Encontro-me no grupo dos que são a favor da ideia e da prática, desde que estabelecidos certos pressupostos. Ao contrário do que uma análise apressada faria concluir, julgo que é entre este grupo e aquele que suportando a ideia se opõe à prática que devem ser encontrados os consensos necessários para que se avance na matéria.

Sobre os que são contra a ideia e a prática não há muito a dizer, porque a sua argumentação é construída sobre pressupostos que roçam o ridículo: a “integridade” do território, a ameaça castelhana, etc.. No campo oposto, o grupo dos que defendem a regionalização a qualquer preço, é, pelos seus próprios arautos, o retrato do pior que nós temos: caciques locais, gente que vive da lógica do “sacar o mais possível a Lisboa”, como se Lisboa tivesse uma árvore das patacas, suportada pela ignorância que mais do que qualquer indicador macroeconómico, caracteriza o nosso subdesenvolvimento.

Defendo a regionalização não como “uma legítima aspiração autonómica” deste ou daquele sítio, mas sim porque é um imperativo para a correcta gestão do território. Nem encontro nenhum fundamento histórico relevante que sustente a regionalização.

Vejamos os contra-argumentos:

a) A unidade do País. O País é uno mas não é uniforme. Qualquer pessoa percebe que a Amadora é muito diferente de Avis, que Faro é diferente de Vila Real. O país é uno mas não é uniforme. Ora, para realidades diferentes, devem executar-se medidas diferentes.

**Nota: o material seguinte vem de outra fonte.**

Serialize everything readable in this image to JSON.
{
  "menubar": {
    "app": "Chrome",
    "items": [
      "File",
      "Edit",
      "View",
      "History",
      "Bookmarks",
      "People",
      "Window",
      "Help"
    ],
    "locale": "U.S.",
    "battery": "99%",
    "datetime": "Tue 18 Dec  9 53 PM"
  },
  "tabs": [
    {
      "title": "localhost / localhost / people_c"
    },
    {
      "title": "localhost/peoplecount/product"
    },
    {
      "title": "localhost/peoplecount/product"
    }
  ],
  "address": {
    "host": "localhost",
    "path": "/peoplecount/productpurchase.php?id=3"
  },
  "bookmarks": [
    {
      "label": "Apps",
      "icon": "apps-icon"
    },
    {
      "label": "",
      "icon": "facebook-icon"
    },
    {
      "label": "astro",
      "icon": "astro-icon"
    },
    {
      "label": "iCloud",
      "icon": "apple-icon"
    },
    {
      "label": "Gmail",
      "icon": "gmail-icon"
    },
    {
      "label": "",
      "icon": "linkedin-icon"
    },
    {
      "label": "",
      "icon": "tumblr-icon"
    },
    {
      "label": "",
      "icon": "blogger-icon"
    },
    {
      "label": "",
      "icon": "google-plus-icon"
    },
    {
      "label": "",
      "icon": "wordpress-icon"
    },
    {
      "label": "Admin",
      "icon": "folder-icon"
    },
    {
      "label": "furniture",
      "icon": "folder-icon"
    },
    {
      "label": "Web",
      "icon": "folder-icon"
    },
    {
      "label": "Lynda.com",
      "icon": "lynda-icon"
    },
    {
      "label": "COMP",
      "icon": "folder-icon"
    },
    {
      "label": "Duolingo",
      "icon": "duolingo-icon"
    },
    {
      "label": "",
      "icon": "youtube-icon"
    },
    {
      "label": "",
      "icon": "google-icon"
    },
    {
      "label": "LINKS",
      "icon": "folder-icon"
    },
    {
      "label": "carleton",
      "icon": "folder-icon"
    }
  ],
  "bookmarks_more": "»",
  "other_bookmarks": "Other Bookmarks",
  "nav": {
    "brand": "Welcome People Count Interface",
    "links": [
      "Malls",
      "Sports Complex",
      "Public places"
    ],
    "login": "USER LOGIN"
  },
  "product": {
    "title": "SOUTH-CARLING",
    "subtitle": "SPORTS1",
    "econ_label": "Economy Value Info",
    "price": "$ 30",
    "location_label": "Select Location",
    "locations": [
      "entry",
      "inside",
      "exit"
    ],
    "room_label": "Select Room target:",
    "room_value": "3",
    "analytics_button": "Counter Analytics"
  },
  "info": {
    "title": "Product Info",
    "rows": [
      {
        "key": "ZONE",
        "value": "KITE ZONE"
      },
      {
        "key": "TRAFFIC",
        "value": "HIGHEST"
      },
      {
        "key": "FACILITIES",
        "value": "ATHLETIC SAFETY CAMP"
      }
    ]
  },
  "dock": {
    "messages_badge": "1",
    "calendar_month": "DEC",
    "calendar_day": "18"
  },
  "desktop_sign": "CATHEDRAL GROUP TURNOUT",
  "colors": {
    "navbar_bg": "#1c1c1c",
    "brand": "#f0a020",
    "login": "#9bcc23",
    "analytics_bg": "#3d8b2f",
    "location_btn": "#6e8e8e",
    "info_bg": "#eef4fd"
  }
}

b) A solidariedade. Este argumento defende que a regionalização iria pôr em causa a solidariedade das regiões mais ricas para com as mais pobres. Primeiro, não se percebe o alcance da solidariedade do sistema actual, já que cada vez é maior a diferença entre litoral e interior e entre o urbano e o rural. Segundo, a solidariedade não deve ser um acto de caridade, mas um contributo legalmente quantificado.

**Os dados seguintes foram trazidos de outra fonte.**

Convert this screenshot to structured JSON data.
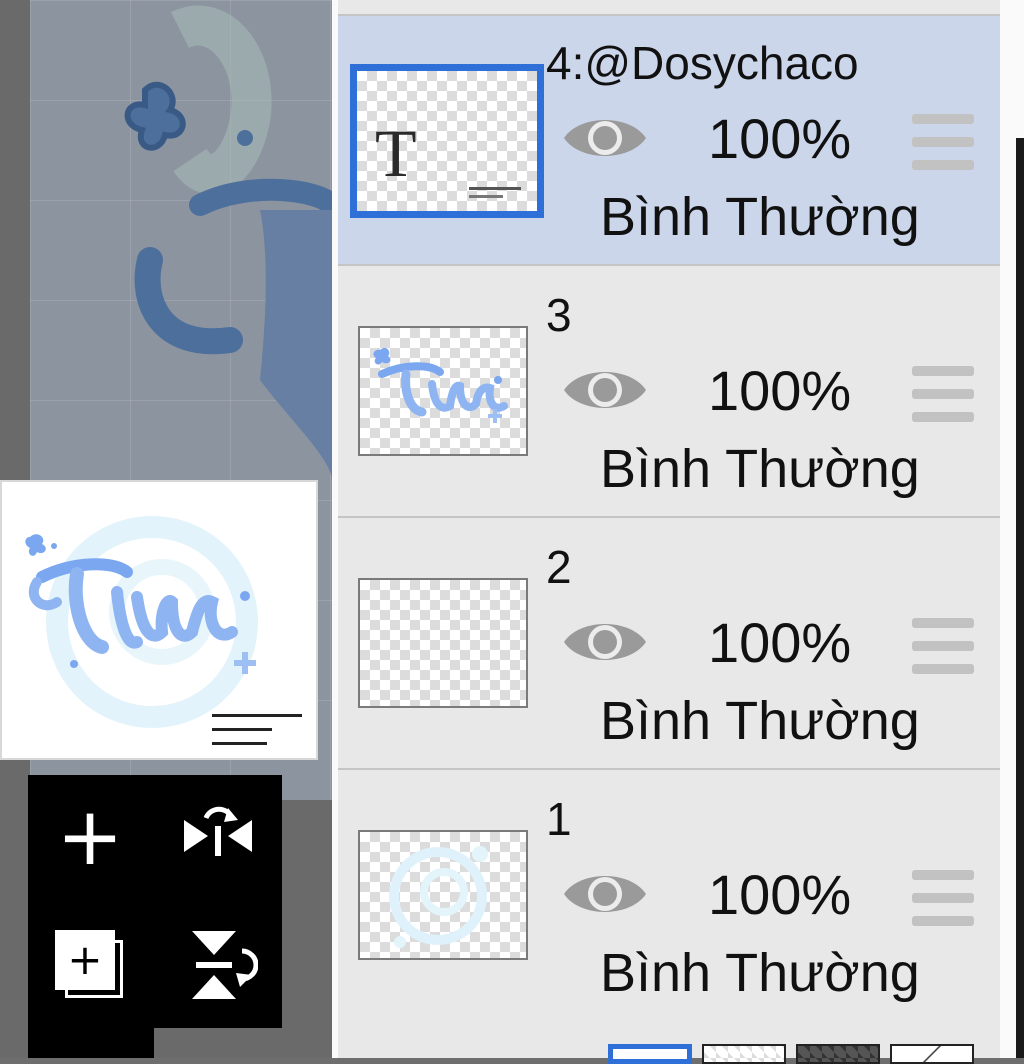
{
  "layers": [
    {
      "name": "4:@Dosychaco",
      "opacity": "100%",
      "blend": "Bình Thường",
      "thumb_letter": "T",
      "selected": true
    },
    {
      "name": "3",
      "opacity": "100%",
      "blend": "Bình Thường"
    },
    {
      "name": "2",
      "opacity": "100%",
      "blend": "Bình Thường"
    },
    {
      "name": "1",
      "opacity": "100%",
      "blend": "Bình Thường"
    }
  ],
  "tools": {
    "add_symbol": "+",
    "add_copy_symbol": "+"
  },
  "colors": {
    "selected_layer_bg": "#cbd6ea",
    "selection_border": "#2f6fd8",
    "panel_bg": "#e8e8e8",
    "artwork_blue": "#7aa7f0"
  }
}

c) O crescimento do Estado. Alguns advogam que a criação das estruturas funcionais das regiões iriam aumentar o peso do Estado e o número de funcionários públicos. Ninguém sabe quantas pessoas trabalham na função pública, mas basta reparar nas direcções regionais que existem e deixariam de existir para que este argumento se esfume.

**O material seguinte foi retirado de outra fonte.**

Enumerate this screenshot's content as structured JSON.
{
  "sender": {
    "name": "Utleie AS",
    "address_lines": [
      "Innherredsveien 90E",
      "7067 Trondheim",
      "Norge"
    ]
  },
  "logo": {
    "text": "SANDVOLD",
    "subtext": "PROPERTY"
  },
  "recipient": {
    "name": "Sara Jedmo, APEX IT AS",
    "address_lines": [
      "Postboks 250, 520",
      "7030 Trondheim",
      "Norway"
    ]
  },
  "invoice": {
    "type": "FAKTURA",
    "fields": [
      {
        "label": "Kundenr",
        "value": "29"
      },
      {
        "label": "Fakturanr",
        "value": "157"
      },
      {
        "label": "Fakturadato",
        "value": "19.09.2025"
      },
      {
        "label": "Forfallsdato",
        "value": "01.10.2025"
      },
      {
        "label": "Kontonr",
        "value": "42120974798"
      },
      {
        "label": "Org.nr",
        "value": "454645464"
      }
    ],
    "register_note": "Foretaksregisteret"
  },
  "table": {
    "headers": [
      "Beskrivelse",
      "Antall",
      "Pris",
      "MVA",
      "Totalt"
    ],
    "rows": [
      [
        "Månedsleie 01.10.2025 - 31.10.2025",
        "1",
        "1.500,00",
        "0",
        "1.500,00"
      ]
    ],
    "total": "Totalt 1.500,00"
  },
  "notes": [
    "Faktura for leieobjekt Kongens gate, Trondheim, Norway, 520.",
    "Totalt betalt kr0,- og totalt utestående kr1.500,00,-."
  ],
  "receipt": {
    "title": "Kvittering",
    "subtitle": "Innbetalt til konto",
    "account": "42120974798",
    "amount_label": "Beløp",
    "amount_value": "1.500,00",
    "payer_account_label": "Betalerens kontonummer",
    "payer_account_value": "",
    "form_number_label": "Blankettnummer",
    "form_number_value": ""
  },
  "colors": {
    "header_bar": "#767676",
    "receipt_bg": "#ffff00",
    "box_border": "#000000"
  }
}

d) O caciquismo. Entendem os “especialistas” na matéria que em vez de aturarmos caciques locais, iríamos passar a aturar caciques regionais. Este é um argumento profundamente cínico. É verdade que em Portugal, os políticos saídos do 25 de Abril estruturam a sua acção na convicção de que a decisão política é livre. É isenta, mas não é livre, no sentido em que deve respeitar a lei, no sentido que um mandato não dá ao seu possuidor a possibilidade de fazer o que bem entende, sem prestar contas a ninguém. Mas o exercício do poder político tem, além do limite da lei, o limite do bom senso. E ao contrário do que se afirma, este é sindicável. Porque em democracia é possível avaliar todos os actos que configurem o seu exercício. Mas ninguém o faz. E ninguém diz, mas toda a gente receia que uma regionalização torne o País num imenso jardim, que lentamente se transformaria em pântano, tomando como exemplo o jardim insular.


Em democracia a liberdade de circulação e de estabelecimento deve corresponder a instrumentos de gestão do território adaptados a essa realidade e não a conceitos feudais.

Como é que se pode gerir um país em que ao Governo central, estratega e planeador, sucede, na pirâmide do Estado, uma autarquia municipal. É possível construir uma estrada em cada concelho, sem ligação à estrada do outro concelho? Como é que é possível gerir um país em que as pessoas circulam livremente mas onde os instrumentos e os poderes públicos não seguem essa circulação, mas regem-se por um mapa do sec.XIX?

Entendo pois que a Regionalização é um instrumento indispensável para o desenvolvimento do país, com regras e com limites. A Reforma político-administrativa passa também por aí. Por um círculo nacional nas Eleições para o Parlamento, por Regiões capazes e legitimadas pelo voto e por uma reorganização das autarquias (Concelhos e Freguesias).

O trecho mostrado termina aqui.